Case managers, not just case trackers
A contact tracer in the Philadelphia region, whose identity WHYY News agreed not to reveal because they were not authorized to do interviews, said the caseload has recently exploded. Back in the summer, their team would have a meeting before the start of a shift, and sometimes the leader would say they haven’t had a lot of new cases, so most calls would be contacts or follow-ups. Those meetings have since stopped because there are so many calls to make.
“We used to start calling at 9 a.m. and stop calling at 8 p.m., and now we start calling at 8 a.m. and finish calling at 9 p.m.,” the tracer said. “I certainly have worked into the evening, and I’ve never had a situation where I didn’t have any cases to work recently … I rarely hear anything recently about, ‘Oh, we finished.’”
The calls can sometimes be difficult, such as when the contact tracer is the first to tell people that they most likely have COVID-19.
“I’ve definitely had people who needed a moment after they heard they were positive, to digest and deal with it: people who’ve practically been crying on the phone, or even people who are crying on the phone, realizing that they’ve exposed friends or family members who could get sick,” the worker said.
Aside from contacting people who may have gotten the virus from someone who tested positive, contact tracers can be critical resources for people who have to quarantine but need help with groceries or rent, mental health support, or an official letter from the state to show their employer why they need to stay at home.

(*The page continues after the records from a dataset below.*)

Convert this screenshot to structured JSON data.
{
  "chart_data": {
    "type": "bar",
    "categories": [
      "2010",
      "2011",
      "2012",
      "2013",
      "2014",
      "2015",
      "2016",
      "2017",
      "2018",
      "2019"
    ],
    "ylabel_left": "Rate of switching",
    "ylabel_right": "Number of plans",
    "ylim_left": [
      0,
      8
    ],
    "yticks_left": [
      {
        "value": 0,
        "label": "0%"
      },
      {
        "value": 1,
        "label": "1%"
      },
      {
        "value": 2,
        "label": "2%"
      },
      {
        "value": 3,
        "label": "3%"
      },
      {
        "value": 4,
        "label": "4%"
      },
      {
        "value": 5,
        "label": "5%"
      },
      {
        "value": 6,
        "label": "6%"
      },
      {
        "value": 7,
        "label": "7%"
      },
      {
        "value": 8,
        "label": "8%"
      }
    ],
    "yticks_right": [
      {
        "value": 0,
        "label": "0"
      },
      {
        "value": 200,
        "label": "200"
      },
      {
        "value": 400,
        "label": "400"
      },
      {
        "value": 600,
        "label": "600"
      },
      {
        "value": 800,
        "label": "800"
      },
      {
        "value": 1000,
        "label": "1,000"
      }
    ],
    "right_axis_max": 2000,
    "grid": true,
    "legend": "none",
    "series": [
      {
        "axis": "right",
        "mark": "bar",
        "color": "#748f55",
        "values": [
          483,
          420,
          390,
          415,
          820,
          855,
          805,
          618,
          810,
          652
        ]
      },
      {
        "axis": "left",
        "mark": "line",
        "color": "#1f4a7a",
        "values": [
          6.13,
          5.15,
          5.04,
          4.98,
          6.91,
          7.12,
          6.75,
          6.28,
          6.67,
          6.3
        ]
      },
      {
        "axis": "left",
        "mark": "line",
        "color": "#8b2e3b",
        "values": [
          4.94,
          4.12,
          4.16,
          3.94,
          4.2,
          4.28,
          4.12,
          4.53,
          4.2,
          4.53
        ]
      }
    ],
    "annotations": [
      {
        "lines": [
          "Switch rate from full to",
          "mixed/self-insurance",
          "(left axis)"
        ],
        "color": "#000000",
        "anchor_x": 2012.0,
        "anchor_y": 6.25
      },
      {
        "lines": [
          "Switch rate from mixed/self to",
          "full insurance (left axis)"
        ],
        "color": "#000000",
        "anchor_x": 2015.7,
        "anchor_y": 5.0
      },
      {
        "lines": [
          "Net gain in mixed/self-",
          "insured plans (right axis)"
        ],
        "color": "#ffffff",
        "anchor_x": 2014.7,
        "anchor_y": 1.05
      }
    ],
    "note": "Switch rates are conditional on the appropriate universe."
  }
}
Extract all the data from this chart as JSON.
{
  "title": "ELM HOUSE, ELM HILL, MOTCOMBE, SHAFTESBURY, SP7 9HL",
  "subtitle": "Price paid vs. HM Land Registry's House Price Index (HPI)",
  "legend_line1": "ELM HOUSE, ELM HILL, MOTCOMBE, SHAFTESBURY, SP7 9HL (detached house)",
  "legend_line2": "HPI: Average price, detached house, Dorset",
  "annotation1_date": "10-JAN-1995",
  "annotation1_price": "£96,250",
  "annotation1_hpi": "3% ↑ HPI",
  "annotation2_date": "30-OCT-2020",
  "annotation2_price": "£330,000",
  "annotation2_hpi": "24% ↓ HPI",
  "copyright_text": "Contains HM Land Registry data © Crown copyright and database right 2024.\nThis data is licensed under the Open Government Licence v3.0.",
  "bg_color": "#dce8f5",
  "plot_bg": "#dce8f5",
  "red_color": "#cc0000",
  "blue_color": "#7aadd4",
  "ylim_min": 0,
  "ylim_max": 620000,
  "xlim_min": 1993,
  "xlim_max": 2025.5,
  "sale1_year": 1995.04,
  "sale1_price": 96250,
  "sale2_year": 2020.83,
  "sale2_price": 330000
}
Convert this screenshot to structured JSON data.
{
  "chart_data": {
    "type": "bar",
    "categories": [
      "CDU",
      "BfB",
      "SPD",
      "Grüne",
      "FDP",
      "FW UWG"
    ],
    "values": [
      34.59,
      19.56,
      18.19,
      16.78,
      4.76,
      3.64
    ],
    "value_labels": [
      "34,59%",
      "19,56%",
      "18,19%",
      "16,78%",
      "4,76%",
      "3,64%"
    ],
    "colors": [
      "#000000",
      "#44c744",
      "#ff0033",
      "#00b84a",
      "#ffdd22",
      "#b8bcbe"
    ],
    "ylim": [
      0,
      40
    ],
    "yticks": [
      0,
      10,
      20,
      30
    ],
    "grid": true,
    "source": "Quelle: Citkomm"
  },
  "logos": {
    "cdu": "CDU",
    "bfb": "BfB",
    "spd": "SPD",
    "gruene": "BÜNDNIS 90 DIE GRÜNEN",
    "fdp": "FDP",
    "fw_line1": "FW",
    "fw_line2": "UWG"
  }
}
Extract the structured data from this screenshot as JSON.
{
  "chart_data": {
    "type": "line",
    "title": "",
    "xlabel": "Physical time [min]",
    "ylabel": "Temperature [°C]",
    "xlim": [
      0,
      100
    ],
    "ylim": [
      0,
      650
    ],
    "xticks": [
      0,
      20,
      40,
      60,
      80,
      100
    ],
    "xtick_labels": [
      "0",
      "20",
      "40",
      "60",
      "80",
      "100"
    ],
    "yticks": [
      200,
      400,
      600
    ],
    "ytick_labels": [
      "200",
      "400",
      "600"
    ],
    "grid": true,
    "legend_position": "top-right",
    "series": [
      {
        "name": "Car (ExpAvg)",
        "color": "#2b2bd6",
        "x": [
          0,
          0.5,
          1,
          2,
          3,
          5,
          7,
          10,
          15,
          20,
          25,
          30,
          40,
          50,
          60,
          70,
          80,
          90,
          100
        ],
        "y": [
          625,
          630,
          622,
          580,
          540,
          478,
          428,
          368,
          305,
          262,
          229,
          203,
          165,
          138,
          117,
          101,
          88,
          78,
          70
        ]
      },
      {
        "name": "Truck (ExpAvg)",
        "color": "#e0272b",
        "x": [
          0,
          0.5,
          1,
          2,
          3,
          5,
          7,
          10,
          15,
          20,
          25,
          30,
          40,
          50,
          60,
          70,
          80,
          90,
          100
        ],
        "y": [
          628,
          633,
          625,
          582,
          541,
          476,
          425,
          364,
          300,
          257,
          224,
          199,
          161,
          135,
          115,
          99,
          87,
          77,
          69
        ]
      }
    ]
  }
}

Contact tracers also sometimes work as case managers, said Kailee Leingang, a contact tracer for the North Dakota Department of Health and a nursing student.
“You are the person that they call before they go into the hospital trying to figure out if they should go. A lot of times I’ve been the one that has told them, ‘You need to go into the hospital, call ahead, tell them you have COVID 19,’” she said.
Right now, she is managing about 50 cases. Like Philadelphia, the number of cases in North Dakota has surged so much recently that as of last month, she and other contact tracers no longer call people who may have been in touch with people who tested positive.
“It is scary, because it puts a lot of responsibility on that positive case,” she said.
She worries about people who have such horrible symptoms they don’t want to make calls, or people who don’t want to deliver the news to their friends that they have to quarantine too.
In part because of the support tracers offer in interactions like these, epidemiologist Emily Gurley argued it would be far worse if contact tracing stopped altogether.
“We always have to remember: Even if cases are increasing, that doesn’t mean it couldn’t be worse; it could certainly be worse.”
Gurley created a free online course and helped develop tools for public health officials and people managing contact tracing programs to learn how to estimate the impact of their programs, and how to improve them.
In Philadelphia, Katz understands that health departments are cash-strapped and cases are surging, but for him it’s about trusting leaders to stand by their word and keep people safe, which includes investing in public health and contact tracing.
“Not to be trite, but we are all in this together,” he said. “Individuals need to wear masks in public places, and government is part of that bargain — they need to do what they’re supposed to be doing.”